Moura é praticamente um fenômeno meteorológico inexplicável: quando surge, muda o clima da cena. Sua atuação aqui é contida, cheia de camadas e de pequenas tempestades no olhar castanho que tem (como bem dizia Renato Russo). É, com folga, uma das grandes performances do ano do cinema mundial e talvez a mais relevante (e premiada!) de sua trajetória.
Mesmo assim, quem pega o bastão e sai correndo com ele em vários momentos é dona Tânia Maria (Bacurau), no papel da líder da vila que abriga os “refugiados” da ditadura. Ela dá o tom irônico, espirituoso e humano, com sua naturalidade e improviso, que equilibra a narrativa quando o peso do tema ameaça nos esmagar.
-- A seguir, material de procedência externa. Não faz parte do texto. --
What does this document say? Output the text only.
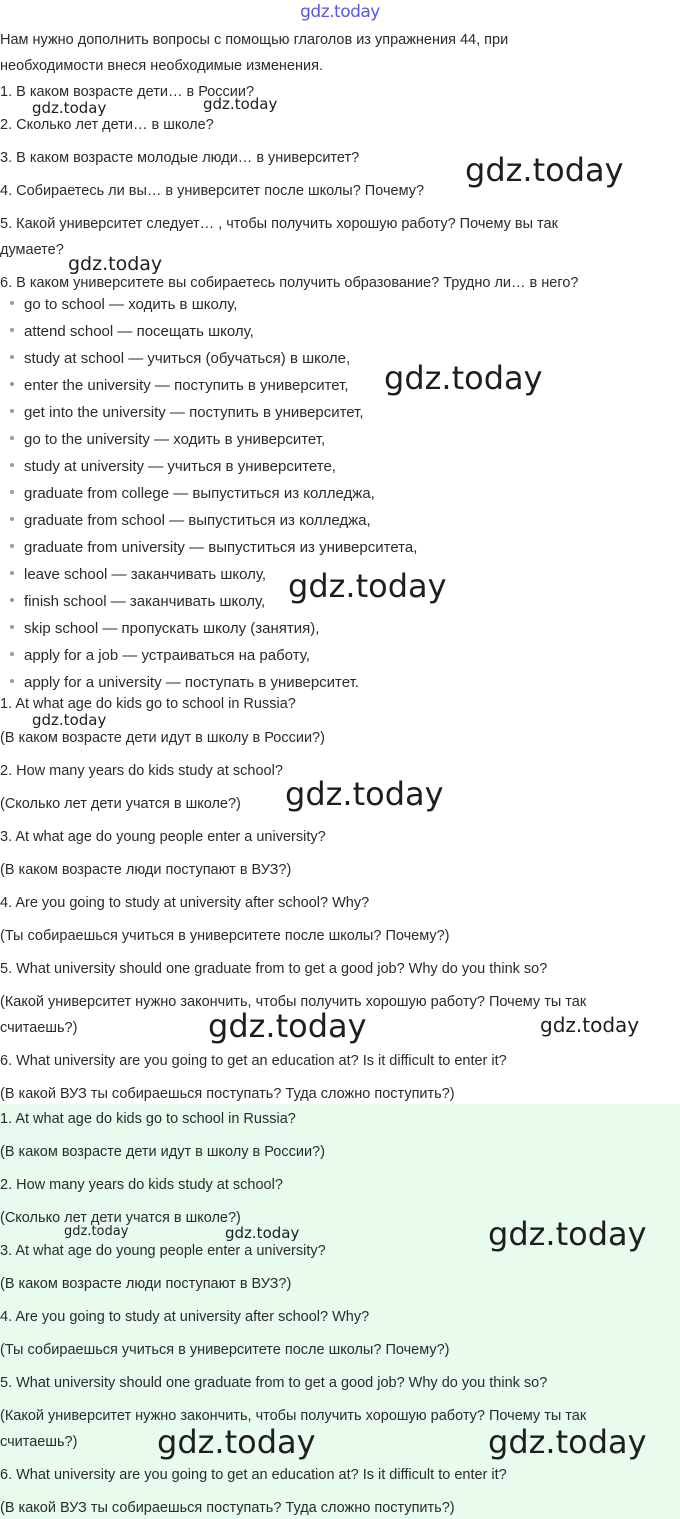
gdz.today
Нам нужно дополнить вопросы с помощью глаголов из упражнения 44, при
необходимости внеся необходимые изменения.
1. В каком возрасте дети… в России?
2. Сколько лет дети… в школе?
3. В каком возрасте молодые люди… в университет?
4. Собираетесь ли вы… в университет после школы? Почему?
5. Какой университет следует… , чтобы получить хорошую работу? Почему вы так
думаете?
6. В каком университете вы собираетесь получить образование? Трудно ли… в него?
go to school — ходить в школу,
attend school — посещать школу,
study at school — учиться (обучаться) в школе,
enter the university — поступить в университет,
get into the university — поступить в университет,
go to the university — ходить в университет,
study at university — учиться в университете,
graduate from college — выпуститься из колледжа,
graduate from school — выпуститься из колледжа,
graduate from university — выпуститься из университета,
leave school — заканчивать школу,
finish school — заканчивать школу,
skip school — пропускать школу (занятия),
apply for a job — устраиваться на работу,
apply for a university — поступать в университет.
1. At what age do kids go to school in Russia?
(В каком возрасте дети идут в школу в России?)
2. How many years do kids study at school?
(Сколько лет дети учатся в школе?)
3. At what age do young people enter a university?
(В каком возрасте люди поступают в ВУЗ?)
4. Are you going to study at university after school? Why?
(Ты собираешься учиться в университете после школы? Почему?)
5. What university should one graduate from to get a good job? Why do you think so?
(Какой университет нужно закончить, чтобы получить хорошую работу? Почему ты так
считаешь?)
6. What university are you going to get an education at? Is it difficult to enter it?
(В какой ВУЗ ты собираешься поступать? Туда сложно поступить?)
1. At what age do kids go to school in Russia?
(В каком возрасте дети идут в школу в России?)
2. How many years do kids study at school?
(Сколько лет дети учатся в школе?)
3. At what age do young people enter a university?
(В каком возрасте люди поступают в ВУЗ?)
4. Are you going to study at university after school? Why?
(Ты собираешься учиться в университете после школы? Почему?)
5. What university should one graduate from to get a good job? Why do you think so?
(Какой университет нужно закончить, чтобы получить хорошую работу? Почему ты так
считаешь?)
6. What university are you going to get an education at? Is it difficult to enter it?
(В какой ВУЗ ты собираешься поступать? Туда сложно поступить?)
gdz.today	gdz.today
gdz.today
gdz.today
gdz.today
gdz.today
gdz.today
gdz.today
gdz.today	gdz.today
gdz.today	gdz.today	gdz.today
gdz.today	gdz.today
E vale deixar um destaque carinhoso para Alice Carvalho (Cangaço Novo). Sua participação é breve, mas capaz de provocar aquele nó na garganta difícil de ignorar. Há uma cena específica com ela que já nasce antológica. É o tipo de momento que lembra por que a gente ama tanto o cinema afiado como uma navalha de Kleber Mendoça Filho.
Veredito
O Agente Secreto é um espetáculo visual, de narrativa afiada e muita inteligência emocional. Kleber Mendonça Filho entrega um filme que comunica uma mensagem poderosa sem jamais esquecer que cinema também é entretenimento daqueles que fazem plateias inteiras se inclinarem para frente na poltrona, como em Tubarão. Não é só o ponto alto do nosso cinema neste ano; tem tudo para figurar entre as obras mais significativas da última década do cinema mundial. Se a Academia quiser aplaudir, ótimo. Se não quiser, problema dela.
Existem pequenas derrapadas no caminho, uma duração que poderia ser mais enxuta e tanta história para abarcar que às vezes o filme parece tropeçar na própria ambição. Só que o brilho do roteiro, a direção cheia de pulso e esse elenco absurdamente talentoso colocam qualquer tropeço no bolso. O cinema nordestino aqui mostra, com a força de um trovão, que nunca foi “regional” coisa nenhuma. É universal, urgente e irresistível.
Wagner Moura entrega um trabalho digno de consagração e a obra como um todo sai da tela com a energia de um carnaval que insiste em pulsar mesmo quando o país tenta esquecer suas memórias. Tem humor, tem terror, tem verdade. Se pintar um Oscar no caminho, maravilhoso. Se forem dois, já pode reservar o frevo para a festa. De fato, absolute cinema!